Florida Supreme Court to hear smoking death damage suits that could set national precedents

By John Haughey
The Center Square
August 17, 2020

(The Center Square) – The Florida Supreme Court has agreed to hear two cases regarding damages levied against R.J. Reynolds Tobacco Co. for smoking-related deaths that could have profound implications nationwide.

The cases stem from a 2006 Florida Supreme Court ruling, which green-lighted the filing of thousands of “Engle progeny” lawsuits against tobacco companies.

The court’s 2006 ruling upheld a Third District Court of Appeals dismissal of a $144.8 billion liability verdict awarded by a Miami-Dade County jury in a 2000 class-action lawsuit against tobacco companies – the largest punitive damage claim in history – filed by the Tobacco Control Legal Consortium on behalf of 700,000 state smokers.

The Third District Court of Appeals determined a class-action lawsuit was not the “proper vehicle” for such an action, reversing its own 1996 ruling in Engle v. Liggett Group Inc.

Significantly, however, the state high court’s 2006 ruling upheld a number of findings from the Miami-Dade jury ruling in the original class-action lawsuit, including that tobacco companies were negligent, conspired to hide information about the dangers of smoking and sold defective products.

While dismissing the class-action lawsuit, the state Supreme Court said Engle litigants could pursue individual lawsuits against tobacco companies for compensatory damages in which juries could assign a percentage of the blame on plaintiffs.

Altria Group Inc., the maker of Marlboro cigarettes, R.J. Reynolds, whose brands include Winston, and Lorillard Inc. since have settled more than 400 individual Engle claims, paying more than $100 million in compensatory damages.

More than 225 other Engle lawsuits have gone to trial, with 144 resulting in judgments for plaintiffs. Tobacco companies had paid about 56 Engle judgments awarded by juries, totaling $380 million by 2017.

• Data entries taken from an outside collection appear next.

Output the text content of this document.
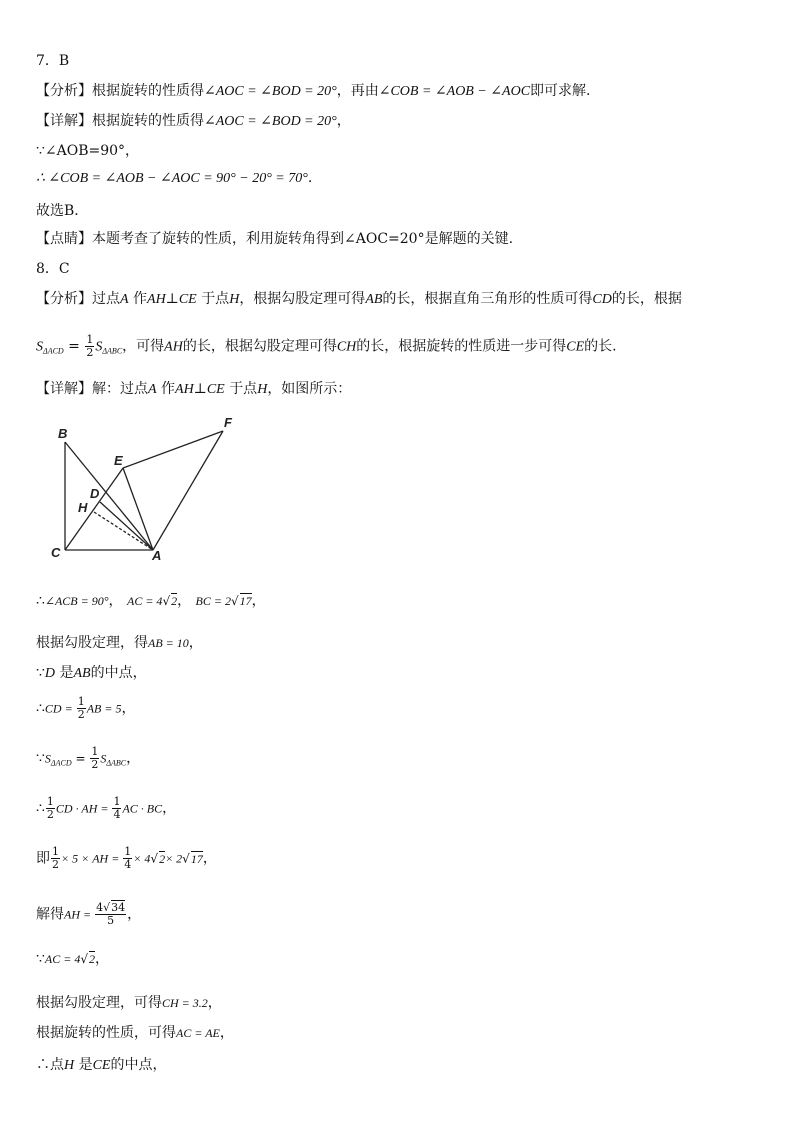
7．B
【分析】根据旋转的性质得∠AOC = ∠BOD = 20°，再由∠COB = ∠AOB − ∠AOC即可求解.
【详解】根据旋转的性质得∠AOC = ∠BOD = 20°，
∵∠AOB=90°，
∴ ∠COB = ∠AOB − ∠AOC = 90° − 20° = 70°.
故选B．
【点睛】本题考查了旋转的性质，利用旋转角得到∠AOC=20°是解题的关键.
8．C
【分析】过点A 作AH⊥CE 于点H，根据勾股定理可得AB的长，根据直角三角形的性质可得CD的长，根据
$S_{\Delta ACD} = \frac{1}{2} S_{\Delta ABC}$，可得AH的长，根据勾股定理可得CH的长，根据旋转的性质进一步可得CE的长.
【详解】解：过点A 作AH⊥CE 于点H，如图所示：
B
E
F
D
H
C	A
∴∠ACB = 90°， AC = 4√2， BC = 2√17，
根据勾股定理，得AB = 10，
∵D 是AB的中点，
∴CD = $\frac{1}{2}$ AB = 5，
$\because S_{\Delta ACD} = \frac{1}{2} S_{\Delta ABC}$，
∴ $\frac{1}{2}$ CD · AH = $\frac{1}{4}$ AC · BC，
即 $\frac{1}{2} \times 5$ × AH = $\frac{1}{4} \times 4√2\times 2√17$，
解得AH = $\frac{4√34}{5}$ ，
∵AC = 4√2，
根据勾股定理，可得CH = 3.2，
根据旋转的性质，可得AC = AE，
∴点H 是CE的中点，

As many as 8,000 Engle lawsuits remain in the litigative pipeline – some nearing 40 years old.

The state Supreme Court agreed last week to take up an Engle case in which a divided 1st District Court of Appeals tossed out a $6.4 million compensatory claim against R.J. Reynolds issued by a Duval County jury in 2016 to the estate of John C. Price.

In a 2-1 ruling last October, an appellate panel dismissed the award and ordered a new trial because, it ruled, the Duval County Circuit judge did not properly instruct the jury about allegations R.J. Reynolds conspired to conceal fraudulent information about smoking.

The jury found R.J. Reynolds to be 40 percent at fault and attributed 60 percent fault to Price, who began smoking at age 12 and smoked up to three packs a day from age 16 to 58, when he quit. Before dying at age 74, he filed the suit.

Attorneys representing Price’s estate and R.J Reynolds asked the court to remedy vagaries defining the standard of proof in determining whether smokers relied on misleading information from tobacco companies about the health dangers of cigarettes.

The Supreme Court also agreed to hear a dispute about a $5 million punitive award issued by an Orange County jury to the estate of Valton Sheffield, who died of lung cancer in 2007.

The 5th District Court of Appeals overturned the award last year because the pre-1999 version of the state’s punitive damages law was applied to the case, which, R.J. Reynolds’ lawyers argued shields it from paying punitive damages.

Attorneys representing Sheffield’s estate asked the Supreme Court to clarify conflicting opinions about punitive-damage tobacco awards being issued by appellate courts.

“Unless the Court accepts jurisdiction and resolves the conflict, there will be two sets of punitive damages rules and remedies that apply to wrongful death cases brought pursuant to Engle, if the class member died after Sept. 30, 1999,” Sheffield attorneys wrote. “Recent history suggests that is a substantial number of cases.”